User interface friction Research Vista vs XP vs Mac OS - nippotam
http://www.pfeifferreport.com/trends/trend_vistauif.html
======
mynameishere
_Problem Area 3: Mouse precision ... Windows Vista scored a Mouse Precision
Error Coefficient of 0.52, compared with 0.40 for Windows XP, and 0.08 (!) for
Mac OS X_

Not even sure how to approach this in a critical way. It reminds me of the
sort of made-up, seemingly-mathmatical, but ultimately befuddling stats that
you sometimes here in infomercials for copper-wrist band arthritis cures.

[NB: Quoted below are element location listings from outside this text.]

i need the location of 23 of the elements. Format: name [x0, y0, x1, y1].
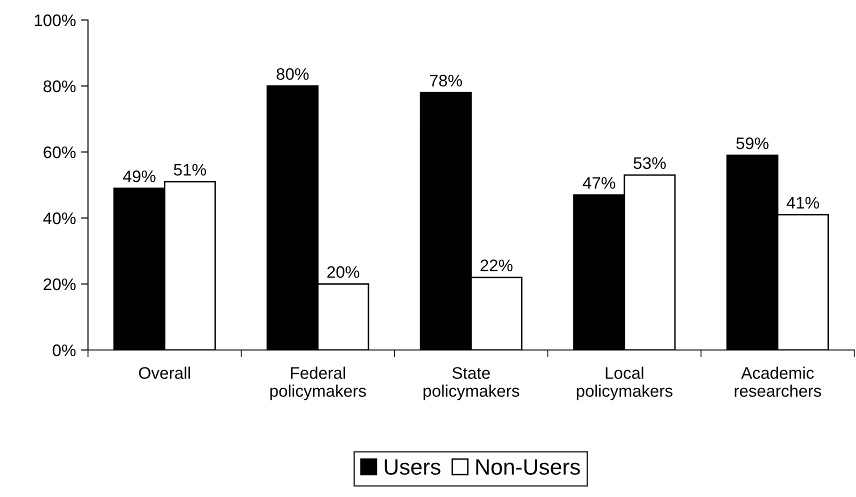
- y-tick-label: 80%: [44, 80, 76, 92]
- legend-label: Non-Users: [476, 459, 580, 475]
- y-tick-label: 60%: [44, 146, 76, 158]
- legend-label: Users: [384, 459, 440, 475]
- data-label: 41%: [786, 196, 820, 209]
- data-label: 53%: [634, 157, 666, 170]
- data-label: 80%: [276, 68, 309, 80]
- y-tick-label: 0%: [52, 344, 76, 356]
- x-tick-label: Federal policymakers: [270, 366, 366, 400]
- y-tick-label: 20%: [44, 278, 76, 290]
- data-label: 59%: [736, 137, 768, 150]
- x-tick-label: Overall: [139, 366, 190, 379]
- y-tick-label: 40%: [43, 212, 76, 224]
- data-label: 20%: [327, 266, 360, 278]
- data-label: 78%: [430, 74, 462, 87]
- x-tick-label: Academic researchers: [734, 366, 822, 397]
- data-label: 49%: [123, 170, 156, 182]
- x-tick-label: State policymakers: [424, 367, 520, 400]
- data-label: 22%: [480, 260, 513, 272]
- y-tick-label: 100%: [34, 14, 76, 26]
- x-tick-label: Local policymakers: [576, 366, 672, 400]
- data-label: 47%: [582, 177, 616, 189]
- data-label: 51%: [174, 164, 206, 176]
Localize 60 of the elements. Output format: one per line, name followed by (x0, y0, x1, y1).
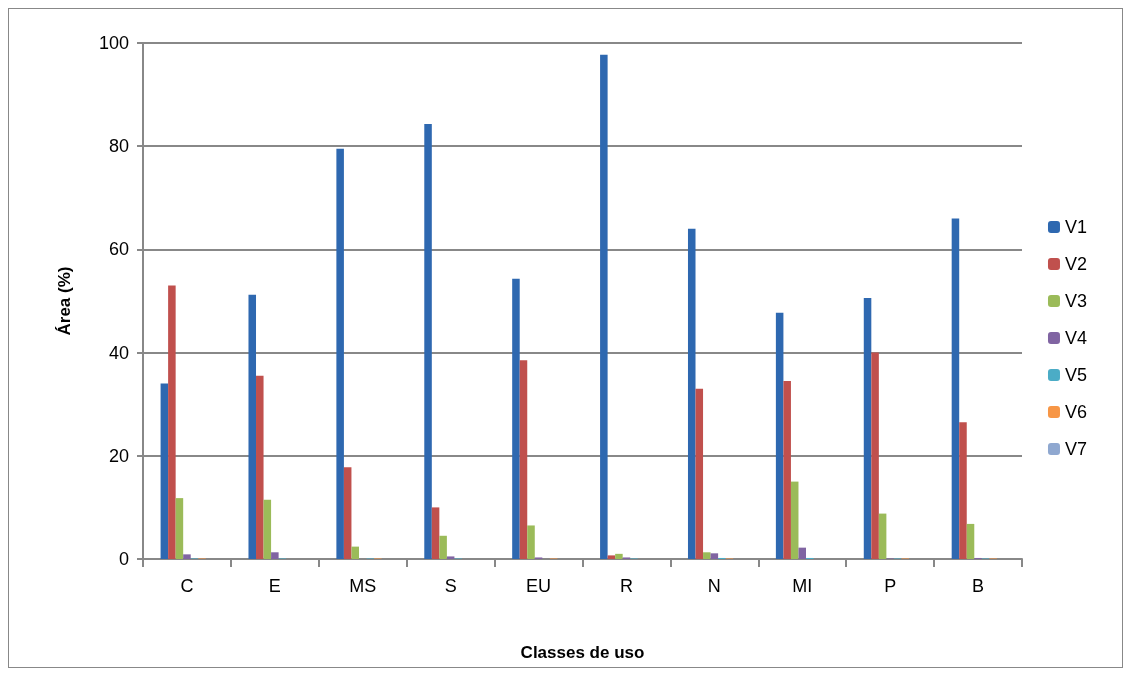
y-tick-label: 0 (118, 549, 129, 569)
bar (710, 553, 719, 559)
bar (790, 481, 799, 559)
y-tick-label: 60 (108, 239, 129, 260)
bar (343, 467, 352, 559)
bar (175, 498, 184, 559)
bar (527, 525, 535, 559)
bar (168, 285, 176, 559)
bar (607, 555, 616, 559)
bar (512, 278, 520, 559)
x-tick-label: EU (526, 576, 552, 596)
y-tick-label: 80 (108, 136, 129, 157)
y-tick-label: 20 (108, 445, 129, 466)
bar (687, 228, 696, 559)
bar (160, 383, 169, 559)
bar (775, 312, 784, 559)
x-tick-label: P (884, 576, 897, 596)
x-tick-label: N (707, 576, 721, 596)
bar (519, 360, 528, 559)
y-axis-title: Área (%) (55, 266, 74, 336)
bar (863, 297, 872, 559)
x-tick-label: E (268, 576, 281, 596)
x-tick-label: MS (349, 576, 377, 596)
x-tick-label: S (444, 576, 457, 596)
legend-label: V1 (1064, 217, 1088, 237)
bar (783, 380, 791, 559)
bar (871, 352, 879, 559)
legend-label: V2 (1064, 254, 1088, 274)
bar (424, 124, 432, 559)
bar (248, 294, 257, 559)
bar (959, 422, 967, 559)
bar (263, 499, 272, 559)
y-tick-label: 40 (108, 342, 129, 363)
bar (439, 535, 447, 559)
x-axis-title: Classes de uso (520, 643, 645, 662)
bar (183, 554, 191, 559)
bar (966, 523, 975, 559)
bar (798, 547, 807, 559)
bar (615, 553, 623, 559)
bar (878, 513, 887, 559)
bar (951, 218, 960, 559)
bar (271, 552, 279, 559)
legend-label: V4 (1064, 328, 1088, 348)
bar (256, 375, 264, 559)
bar (600, 54, 608, 559)
bar (703, 552, 711, 559)
bar (695, 388, 704, 559)
x-tick-label: B (972, 576, 985, 596)
bar (351, 546, 359, 559)
x-tick-label: MI (792, 576, 813, 596)
bar (431, 507, 440, 559)
legend-label: V7 (1064, 439, 1088, 459)
y-tick-label: 100 (98, 33, 129, 53)
x-tick-label: R (619, 576, 633, 596)
bar (446, 556, 455, 559)
legend-label: V6 (1064, 402, 1088, 422)
legend-label: V3 (1064, 291, 1088, 311)
legend-label: V5 (1064, 365, 1088, 385)
x-tick-label: C (180, 576, 194, 596)
bar (336, 148, 344, 559)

The windows mouse pointer seems to work on a pixel-by-pixel basis, when moving
slowly. Not sure what kind of precision they are after. And if there was some
serious problem, then gamers, who 1) Rely upon precise mouse movements and 2)
Have low transition costs, would have moved to Macs a long, long, long time
ago.

------
mattculbreth
Latency in general is an excruciating side effect of Vista. I'm running it in
Parallels on my MacBook Pro and it's really tough to keep from throwing my
Mighty Mouse across the room. Load up XP in the same environment and I'm good
to go. Starting to wonder why I "upgraded" the thing.

Just to be balanced though (somewhat), the Office 2007 UI is slick. It's nice
to use once you get over the learning curve. You'll catch yourself saying,
"where the hell is Paste As Special?" for the first week or so though.